As for basic plot summaries… Harlequin’s Costume blends two lines: the murder of an Austrian diplomat and the search for Vanka Pupyr, a hardened criminal who hides out with a laundress. Though the diplomat-oriented part of the novel didn’t grab me at all – I’ve never been partial to geopolitical murder mysteries – I enjoyed Pupyr’s story and many of the secondary and tertiary characters. Both books have atmospheric settings, including taverns and the port.

The Whorehouse is a very different book: Putilin’s neighbor has been killed in the title institution, and Putilin searches for his killer. Iuzefovich tosses in references to mythology and literature when Putilin attempts to decipher the meaning of a mysterious coin-like medallion that keeps turning up: the truth behind the symbols turns out to be quite earthy, resulting in a mix of high and low. Both books have a feel of slapstick and farce, but those elements were particularly strong in some of the late-night interaction between neighbors in The Whorehouse.

For me, the real appeal of the books was the Iuzefovich-Safronov version of Putilin himself. I’m not sure if I’d go so far to call Putilin schlumpy but he isn’t a dashing or glamorous figure, and he’s not hard-boiled, either. His wife pesters him about not exacerbating his stomach problems, at one point he carries a jar of mushrooms in his pocket that he claims are a revolver, and his wife locks him out because he comes home too late after sleuthing. He even slips on noodles that he drops after snacking in an apartment he’s entered (without permission), to look around. He’s sometimes on the outs with his superiors but he has strong intuition.

The Putilin-Safronov team’s filtering of the truth for the reader was the most intriguing aspect of the books for me, so it was fun to make my late discovery that Putilin existed. Putilin, in the Iuzefovich rendition, has grown on me, and I hope to read the last book of the trilogy, Князь ветра (Prince of the Wind), which won the 2001 National Bestseller award. I’d also like to take a look at Antropov’s characterization of Putilin. And maybe even Putilin’s characterization of Putilin. Or perhaps I should look into police history, which might be even more memorable: Safronov and Putilin discuss “true” details that seem implausible, yet another affirmation, albeit from a novel, that truth can be stranger than fiction.

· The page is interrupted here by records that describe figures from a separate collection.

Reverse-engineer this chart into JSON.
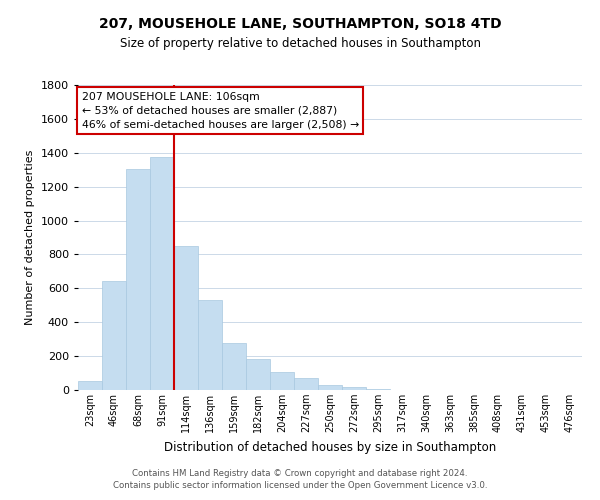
{
  "title": "207, MOUSEHOLE LANE, SOUTHAMPTON, SO18 4TD",
  "subtitle": "Size of property relative to detached houses in Southampton",
  "xlabel": "Distribution of detached houses by size in Southampton",
  "ylabel": "Number of detached properties",
  "bar_color": "#c5ddf0",
  "bar_edge_color": "#a8c8e0",
  "categories": [
    "23sqm",
    "46sqm",
    "68sqm",
    "91sqm",
    "114sqm",
    "136sqm",
    "159sqm",
    "182sqm",
    "204sqm",
    "227sqm",
    "250sqm",
    "272sqm",
    "295sqm",
    "317sqm",
    "340sqm",
    "363sqm",
    "385sqm",
    "408sqm",
    "431sqm",
    "453sqm",
    "476sqm"
  ],
  "values": [
    55,
    645,
    1305,
    1375,
    850,
    530,
    280,
    185,
    105,
    68,
    30,
    20,
    8,
    2,
    1,
    1,
    0,
    0,
    0,
    0,
    0
  ],
  "ylim": [
    0,
    1800
  ],
  "yticks": [
    0,
    200,
    400,
    600,
    800,
    1000,
    1200,
    1400,
    1600,
    1800
  ],
  "property_line_x": 4,
  "property_line_color": "#cc0000",
  "annotation_line1": "207 MOUSEHOLE LANE: 106sqm",
  "annotation_line2": "← 53% of detached houses are smaller (2,887)",
  "annotation_line3": "46% of semi-detached houses are larger (2,508) →",
  "annotation_box_color": "#ffffff",
  "annotation_box_edge_color": "#cc0000",
  "footer_line1": "Contains HM Land Registry data © Crown copyright and database right 2024.",
  "footer_line2": "Contains public sector information licensed under the Open Government Licence v3.0.",
  "background_color": "#ffffff",
  "grid_color": "#ccd9e8"
}
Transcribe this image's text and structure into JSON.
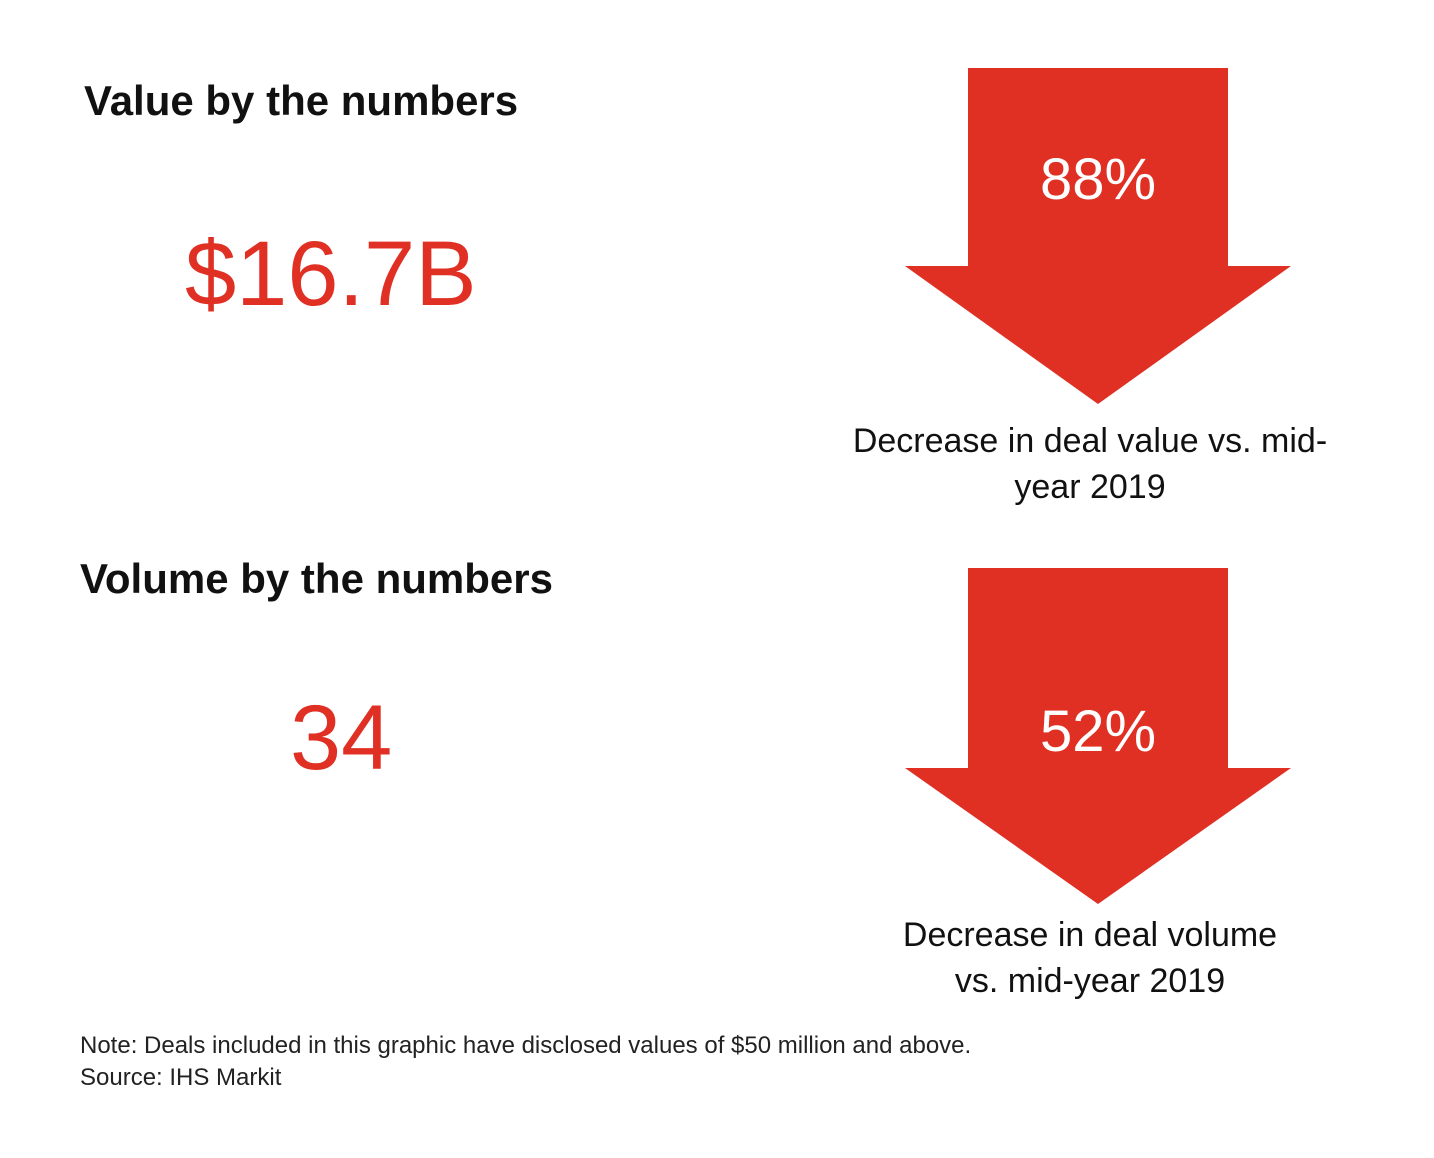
{
  "colors": {
    "accent": "#e03024",
    "text": "#111111",
    "arrow_text": "#ffffff"
  },
  "value": {
    "heading": "Value by the numbers",
    "stat": "$16.7B",
    "change_pct": "88%",
    "change_caption_line1": "Decrease in deal value vs. mid-",
    "change_caption_line2": "year 2019"
  },
  "volume": {
    "heading": "Volume by the numbers",
    "stat": "34",
    "change_pct": "52%",
    "change_caption_line1": "Decrease in deal volume",
    "change_caption_line2": "vs. mid-year 2019"
  },
  "footnotes": {
    "note": "Note: Deals included in this graphic have  disclosed values  of $50  million  and above.",
    "source": "Source:  IHS  Markit"
  }
}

Translation watch: Iuzefovich’s literary agent’s Web site shows translations of all three Putilin books into various languages. Translator Marian Schwartz has finished an English-language manuscript of the first book in the trilogy.

Next up: Nikolai Maslov’s graphic novel/autobiography Siberia, which contains wonderful pencil drawings; then Evgenii Kliuev’s Андерманир штук (Something Else for You), a Big Book shortlister that I’m loving after setting aside Bakhyt Kenzheev’s Обрезание пасынков (Pruning the Shoots)…

The photo of Ivan Putilin came from Wikipedia; Wikipedia references a page on murderers.ru, which contains, yes, an article about Putilin.